7. The Truth – The title track, it is surprising that an album that is mostly about love is named after a track that is about the moment in the relationship when you realize that it’s not going to work. Again, Ledisi’s vocals are the beautiful flourish on what could have easily been a generic track for any other singer. Her tone is emotionally expressive without being over the top, which will make anyone going through it either tear up or find strength in the track’s message.
8. Missy Doubt – The 70’s production style is really the highlight here as the lyrics, about admitting that she doubted the love her man has given her and pledging not to do it again, are not anything you haven’t hear before. It is by no means a bad track, though, as it will get you singing along and possibly dancing. Ledisi’s vocals are great, but are a little overblown in a few sections when teamed with the more verbose beatwork.

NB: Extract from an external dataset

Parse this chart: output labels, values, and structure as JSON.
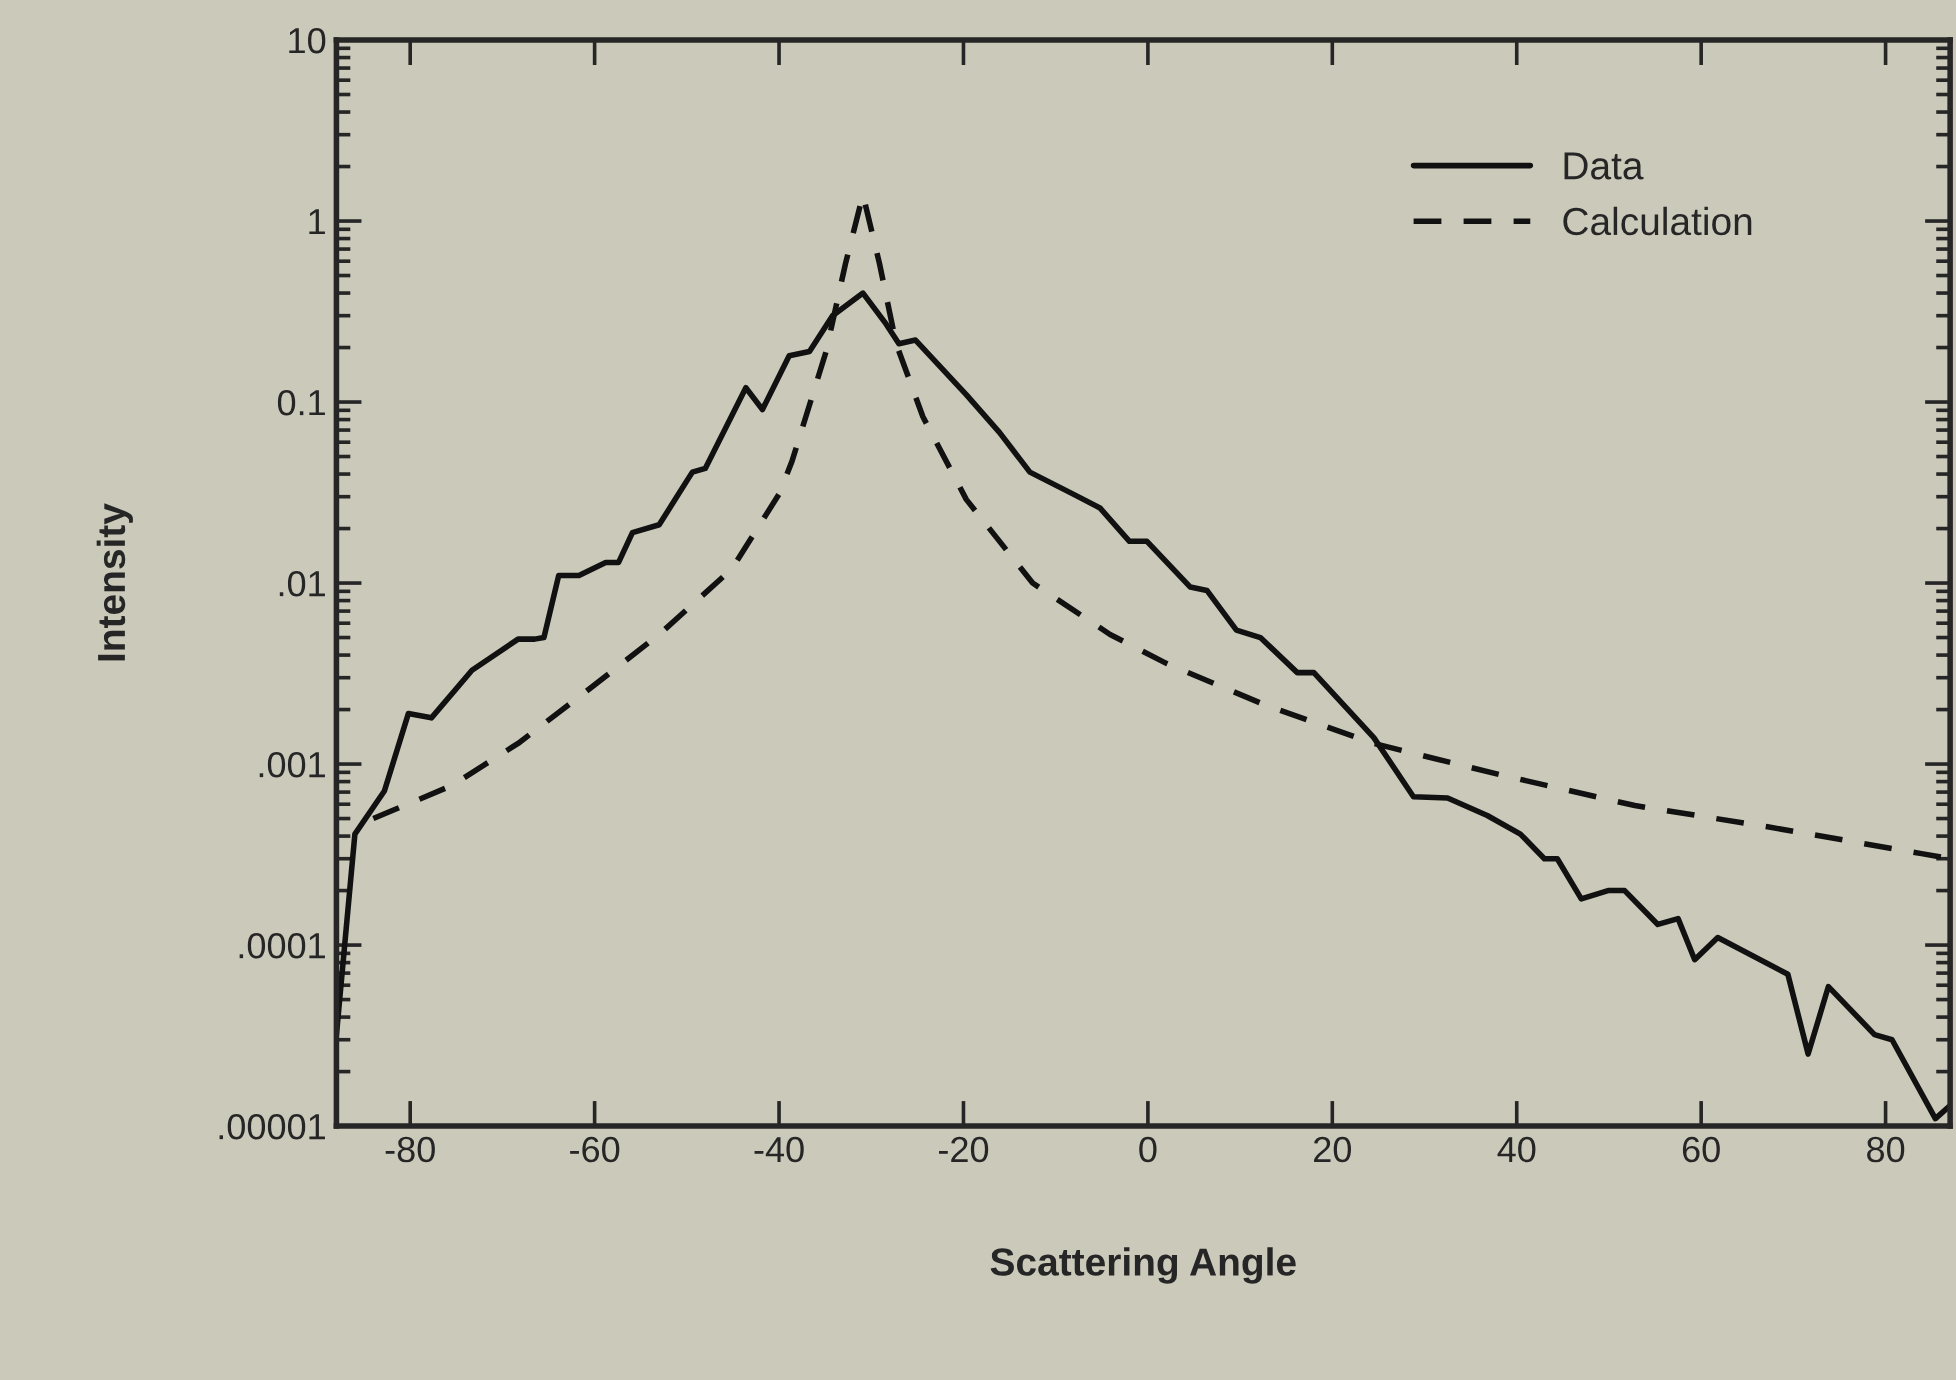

9. 88 Boxes – About the how hard it is to move on after a relationship has ended, this really good track. While Ledisi’s vocals are little much at times, the anguish in her voice makes those moments easier to bare. The lyrics here are strong, too; they float between the indecisiveness of wanting to give up on something you have devoted so much time to and the strength of knowing that you have to do what’s best for you. The stabbing production adds emotional depth to the piece and makes this, despite a few flaws, a standout track.
10. Can’t Help Who You Love – This is a really good song because it could apply to the spectrum of romantic relationships. This simple lyrics are not a problem because the manage to distill a broad concept into something more relatable than most songs that try to tackle the same subject. The toned-down vocals are an excellent compliment to the floating production and makes it sound like Ledisi is explaining the concept to a lover instead of trying to defend the relationship to someone who doubts it.

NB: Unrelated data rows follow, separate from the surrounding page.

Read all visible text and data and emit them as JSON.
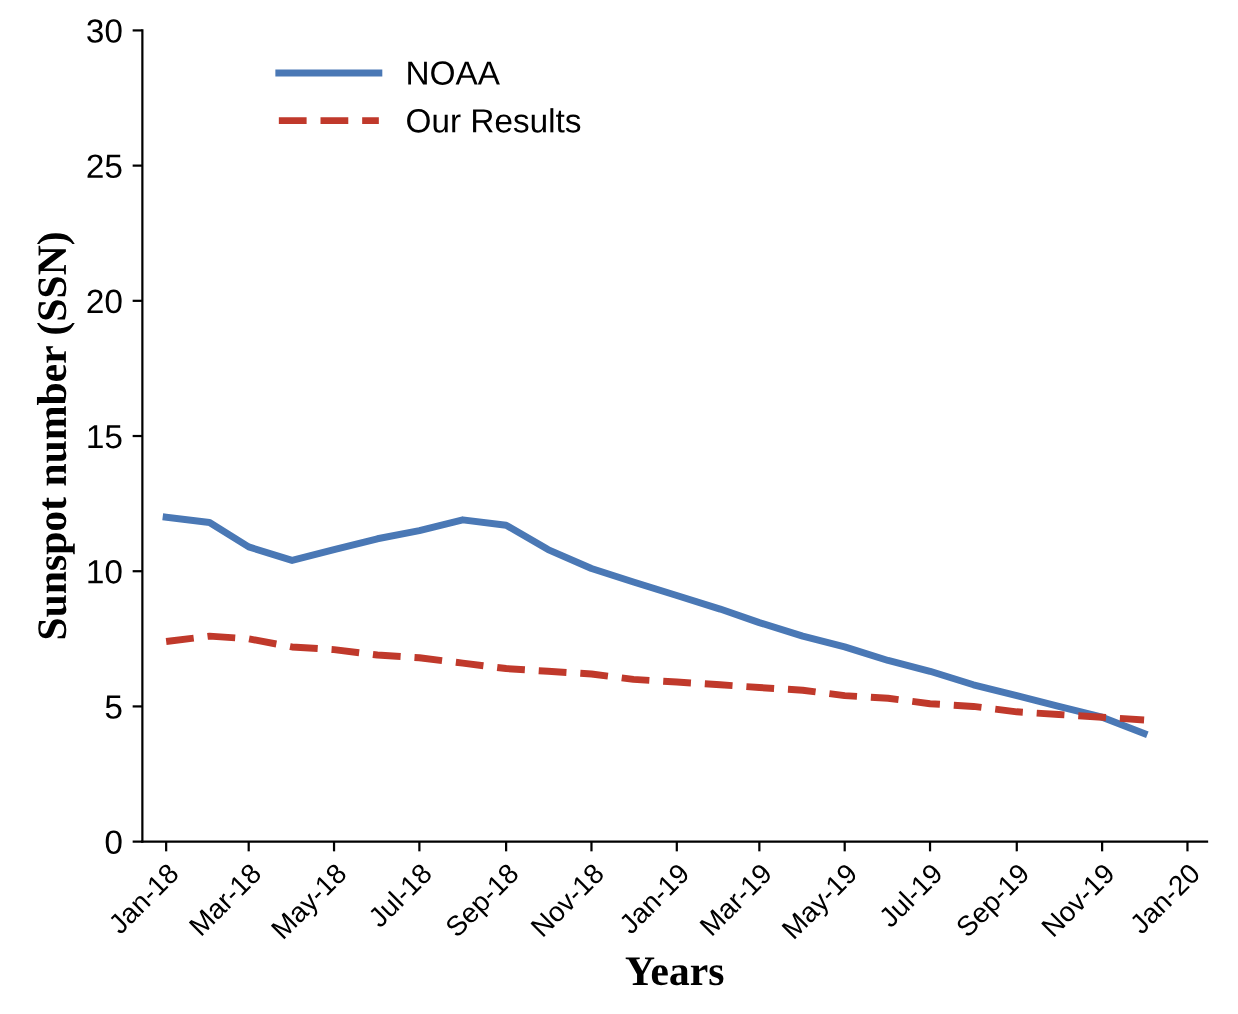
{
  "chart_data": {
    "type": "line",
    "xlabel": "Years",
    "ylabel": "Sunspot number (SSN)",
    "x": [
      "2018-01",
      "2018-02",
      "2018-03",
      "2018-04",
      "2018-05",
      "2018-06",
      "2018-07",
      "2018-08",
      "2018-09",
      "2018-10",
      "2018-11",
      "2018-12",
      "2019-01",
      "2019-02",
      "2019-03",
      "2019-04",
      "2019-05",
      "2019-06",
      "2019-07",
      "2019-08",
      "2019-09",
      "2019-10",
      "2019-11",
      "2019-12"
    ],
    "series": [
      {
        "name": "NOAA",
        "color": "#4a78b5",
        "line_style": "solid",
        "values": [
          12.0,
          11.8,
          10.9,
          10.4,
          10.8,
          11.2,
          11.5,
          11.9,
          11.7,
          10.8,
          10.1,
          9.6,
          9.1,
          8.6,
          8.1,
          7.6,
          7.2,
          6.7,
          6.3,
          5.8,
          5.4,
          5.0,
          4.6,
          4.0
        ]
      },
      {
        "name": "Our Results",
        "color": "#c0392b",
        "line_style": "dashed",
        "values": [
          7.4,
          7.6,
          7.5,
          7.2,
          7.1,
          6.9,
          6.8,
          6.6,
          6.4,
          6.3,
          6.2,
          6.0,
          5.9,
          5.8,
          5.7,
          5.6,
          5.4,
          5.3,
          5.1,
          5.0,
          4.8,
          4.7,
          4.6,
          4.5
        ]
      }
    ],
    "xlim": [
      "2017-12-15",
      "2020-01-15"
    ],
    "xticks": [
      {
        "value": "2018-01",
        "label": "Jan-18"
      },
      {
        "value": "2018-03",
        "label": "Mar-18"
      },
      {
        "value": "2018-05",
        "label": "May-18"
      },
      {
        "value": "2018-07",
        "label": "Jul-18"
      },
      {
        "value": "2018-09",
        "label": "Sep-18"
      },
      {
        "value": "2018-11",
        "label": "Nov-18"
      },
      {
        "value": "2019-01",
        "label": "Jan-19"
      },
      {
        "value": "2019-03",
        "label": "Mar-19"
      },
      {
        "value": "2019-05",
        "label": "May-19"
      },
      {
        "value": "2019-07",
        "label": "Jul-19"
      },
      {
        "value": "2019-09",
        "label": "Sep-19"
      },
      {
        "value": "2019-11",
        "label": "Nov-19"
      },
      {
        "value": "2020-01",
        "label": "Jan-20"
      }
    ],
    "ylim": [
      0,
      30
    ],
    "yticks": [
      0,
      5,
      10,
      15,
      20,
      25,
      30
    ],
    "grid": false,
    "legend": "top left",
    "marker": "none"
  }
}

11. Mine (Bonus Track) – There is something about this 80’s inspire track that is absolutely danceable. Upon putting on this song you will want to get to your feet and grab the closest person to swing around the floor with. It’s the lyrics that take this song down. Ledisi is pleading with a man that has made a fool out of her before to take her back because she knows that they were meant to be. Similar to Rock with You, the concept seems to jump around a little with the inclusion of block about asking someone else to come a free her from the lover’s spell before declaring that she would still like to be with him.
12. I Swear (Bonus Track) – At first listen, about this song sounds really familiar, and it’s not until the second half of it that you realize that it seems to be a melding of I Blame You and Anything. The concept, about swearing to be with her significant other until the end of time and giving him whatever he needs, is nothing you haven’t heard before and the vocals and production don’t really save it. Unless you are feeling lovey-dovey about someone, this is a song that you will likely skip or will fade into the background.

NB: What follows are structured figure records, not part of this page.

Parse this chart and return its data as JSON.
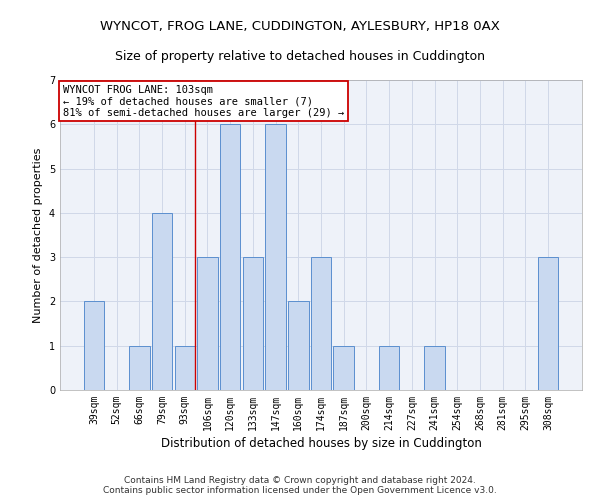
{
  "title": "WYNCOT, FROG LANE, CUDDINGTON, AYLESBURY, HP18 0AX",
  "subtitle": "Size of property relative to detached houses in Cuddington",
  "xlabel": "Distribution of detached houses by size in Cuddington",
  "ylabel": "Number of detached properties",
  "categories": [
    "39sqm",
    "52sqm",
    "66sqm",
    "79sqm",
    "93sqm",
    "106sqm",
    "120sqm",
    "133sqm",
    "147sqm",
    "160sqm",
    "174sqm",
    "187sqm",
    "200sqm",
    "214sqm",
    "227sqm",
    "241sqm",
    "254sqm",
    "268sqm",
    "281sqm",
    "295sqm",
    "308sqm"
  ],
  "values": [
    2,
    0,
    1,
    4,
    1,
    3,
    6,
    3,
    6,
    2,
    3,
    1,
    0,
    1,
    0,
    1,
    0,
    0,
    0,
    0,
    3
  ],
  "bar_color": "#c9d9f0",
  "bar_edge_color": "#5b8fcf",
  "highlight_index": 4,
  "highlight_line_color": "#cc0000",
  "annotation_text": "WYNCOT FROG LANE: 103sqm\n← 19% of detached houses are smaller (7)\n81% of semi-detached houses are larger (29) →",
  "annotation_box_color": "#ffffff",
  "annotation_box_edge_color": "#cc0000",
  "ylim": [
    0,
    7
  ],
  "yticks": [
    0,
    1,
    2,
    3,
    4,
    5,
    6,
    7
  ],
  "grid_color": "#d0d8e8",
  "background_color": "#eef2f9",
  "footer_text": "Contains HM Land Registry data © Crown copyright and database right 2024.\nContains public sector information licensed under the Open Government Licence v3.0.",
  "title_fontsize": 9.5,
  "subtitle_fontsize": 9,
  "xlabel_fontsize": 8.5,
  "ylabel_fontsize": 8,
  "tick_fontsize": 7,
  "annotation_fontsize": 7.5,
  "footer_fontsize": 6.5
}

13. Quick Fix (Bonus Track) – This is an odd song to end on, as it is about how the other person in her relationship needs to start doing more for her or she will leave. While the standard edition ends with Can’t Help Who You Love, this is not as uplifting an end as that. Ledisi’s vocals are fiery and the guitar and drum heavy beat highlight them, but this is definitely a throwaway track.
This is a solid album but, for purchasing power, I would stick with the standard edition. The deluxe tracks seem to be there just because and actually take the album down in stregnth from what it was up through track ten. Still, this is something that I would highly recommend to someone looking for a grown-and-sexy album that does not focus entirely on sex.